Once you're in Japan a stroller is going to be necessary; Japan is too small for some of the gigantic strollers common in North America.

People are generally more tolerant of and indulgent towards young children in Japan compared to North America.

That said, there are cultural attitudes to be aware of. I'm not sure what it's like in urban Japan in 2014, but in regional Japan in 2002 it was considered very unusual for children to leave the home much before they turned 3 months old and could support their own head. There's other issues that people were concerned about during the first 3 months, such as transmission of diseases, and also the transition of the young family itself as the three of you get used to your new dynamic.

Ideally you could travel to Japan in May. The weather is warm and everything is green. So far it has been a pretty severe winter in Japan, and it's pretty cold (there is no indoor heating) until the beginning of April.

Compared to the States and so on, there's lots of good solid food to eat as well for a 6-month old - natto and soft rice is and perfect food, really (that's what my kids ate). And thin miso soup.

I tended to think that a 6-month old was a little easier to deal with. Their bodies are stronger and more robust, so it's easier to carry them in a crowded train station for example.

Friends of ours went back to Japan for a visit with their 6-month old and had a good time. But there is a lot of planning involved.
posted by Nevin at 5:34 PM on December 27, 2014 [1 favorite]

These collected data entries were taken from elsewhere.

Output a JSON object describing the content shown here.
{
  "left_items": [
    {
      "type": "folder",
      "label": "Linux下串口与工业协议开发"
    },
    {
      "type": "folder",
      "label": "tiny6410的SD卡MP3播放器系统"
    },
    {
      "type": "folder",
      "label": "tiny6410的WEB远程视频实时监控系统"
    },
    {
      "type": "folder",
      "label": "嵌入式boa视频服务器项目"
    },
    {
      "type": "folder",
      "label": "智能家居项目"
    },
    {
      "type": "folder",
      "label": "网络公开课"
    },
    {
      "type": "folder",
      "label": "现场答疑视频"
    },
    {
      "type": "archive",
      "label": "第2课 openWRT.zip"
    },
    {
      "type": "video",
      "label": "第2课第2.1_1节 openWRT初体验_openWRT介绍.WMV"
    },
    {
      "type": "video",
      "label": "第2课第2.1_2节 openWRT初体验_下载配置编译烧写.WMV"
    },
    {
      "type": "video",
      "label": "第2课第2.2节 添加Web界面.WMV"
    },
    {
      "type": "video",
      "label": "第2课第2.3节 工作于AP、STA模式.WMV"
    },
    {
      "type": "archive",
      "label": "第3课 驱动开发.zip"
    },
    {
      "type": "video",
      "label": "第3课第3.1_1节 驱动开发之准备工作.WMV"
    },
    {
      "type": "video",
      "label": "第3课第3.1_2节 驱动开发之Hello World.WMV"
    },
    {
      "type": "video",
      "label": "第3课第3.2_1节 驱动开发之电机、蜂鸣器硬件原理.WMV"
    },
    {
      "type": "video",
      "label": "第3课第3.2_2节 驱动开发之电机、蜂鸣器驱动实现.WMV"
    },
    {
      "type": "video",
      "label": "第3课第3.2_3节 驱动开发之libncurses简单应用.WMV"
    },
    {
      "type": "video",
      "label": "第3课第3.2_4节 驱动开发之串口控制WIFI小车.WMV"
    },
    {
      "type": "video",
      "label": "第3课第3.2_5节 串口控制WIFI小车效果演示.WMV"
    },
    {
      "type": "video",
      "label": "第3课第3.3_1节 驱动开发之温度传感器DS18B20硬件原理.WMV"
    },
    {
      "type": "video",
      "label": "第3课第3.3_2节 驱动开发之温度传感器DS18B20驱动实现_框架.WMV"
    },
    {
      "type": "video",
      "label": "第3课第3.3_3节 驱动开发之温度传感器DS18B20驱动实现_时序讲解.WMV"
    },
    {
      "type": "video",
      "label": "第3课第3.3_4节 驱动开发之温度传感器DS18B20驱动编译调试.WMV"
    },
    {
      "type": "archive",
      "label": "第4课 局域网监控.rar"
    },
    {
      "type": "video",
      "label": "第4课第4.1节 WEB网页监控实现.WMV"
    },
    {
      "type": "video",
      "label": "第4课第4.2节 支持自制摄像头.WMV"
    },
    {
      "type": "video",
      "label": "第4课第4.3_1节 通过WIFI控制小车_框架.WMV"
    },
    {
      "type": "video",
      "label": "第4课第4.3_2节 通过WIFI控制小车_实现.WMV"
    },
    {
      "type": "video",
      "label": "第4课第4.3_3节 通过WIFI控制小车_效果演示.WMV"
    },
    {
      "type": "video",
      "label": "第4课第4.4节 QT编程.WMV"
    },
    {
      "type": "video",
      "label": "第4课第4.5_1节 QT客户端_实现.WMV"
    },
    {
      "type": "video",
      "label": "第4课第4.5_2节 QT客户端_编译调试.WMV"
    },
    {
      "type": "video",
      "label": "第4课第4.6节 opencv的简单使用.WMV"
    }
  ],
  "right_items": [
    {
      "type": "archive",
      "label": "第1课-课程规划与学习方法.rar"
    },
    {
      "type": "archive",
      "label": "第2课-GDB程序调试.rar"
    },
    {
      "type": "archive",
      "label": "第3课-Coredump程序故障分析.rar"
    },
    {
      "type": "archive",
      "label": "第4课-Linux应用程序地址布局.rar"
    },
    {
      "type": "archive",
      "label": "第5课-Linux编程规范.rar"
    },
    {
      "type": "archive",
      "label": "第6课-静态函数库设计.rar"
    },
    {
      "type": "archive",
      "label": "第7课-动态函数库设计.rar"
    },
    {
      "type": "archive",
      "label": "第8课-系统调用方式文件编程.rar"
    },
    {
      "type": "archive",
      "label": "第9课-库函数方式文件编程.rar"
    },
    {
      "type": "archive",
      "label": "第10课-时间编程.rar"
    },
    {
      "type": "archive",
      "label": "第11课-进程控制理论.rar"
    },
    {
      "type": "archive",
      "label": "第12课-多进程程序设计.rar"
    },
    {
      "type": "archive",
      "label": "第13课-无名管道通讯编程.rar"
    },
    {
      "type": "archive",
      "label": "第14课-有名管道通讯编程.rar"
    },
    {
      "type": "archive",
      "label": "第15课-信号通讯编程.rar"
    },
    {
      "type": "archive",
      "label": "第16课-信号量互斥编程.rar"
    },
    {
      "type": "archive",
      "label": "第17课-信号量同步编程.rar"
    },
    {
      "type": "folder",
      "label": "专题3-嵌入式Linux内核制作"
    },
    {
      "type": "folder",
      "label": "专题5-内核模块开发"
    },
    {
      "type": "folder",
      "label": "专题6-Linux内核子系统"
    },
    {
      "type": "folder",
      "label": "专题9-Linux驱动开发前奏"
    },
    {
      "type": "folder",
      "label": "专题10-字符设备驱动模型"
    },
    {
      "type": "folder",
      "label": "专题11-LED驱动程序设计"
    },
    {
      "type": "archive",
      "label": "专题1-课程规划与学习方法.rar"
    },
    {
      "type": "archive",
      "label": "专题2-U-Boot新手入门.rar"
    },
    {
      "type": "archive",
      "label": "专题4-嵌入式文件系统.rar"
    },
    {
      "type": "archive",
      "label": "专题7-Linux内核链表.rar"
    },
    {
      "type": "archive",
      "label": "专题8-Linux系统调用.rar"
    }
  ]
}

My experience in Japan with small children has been that a good carrier is far more useful than a stroller. We were forever finding ourselves in train stations with stairs and inconvenient/hard to find/nonexistent elevators. Ditto for pedestrian overpasses over major roads. Finally, this is serious anecdata but the only times we've ever had a stroller lost by the airline were every flight to Japan and the stroller always turned up later and damaged. Rawr.

Depending on where you stay Nevin is not kidding about the lack of central heat. Japanese heated toilet seats sound like an idiotic luxury until you realize the bathroom is not heated.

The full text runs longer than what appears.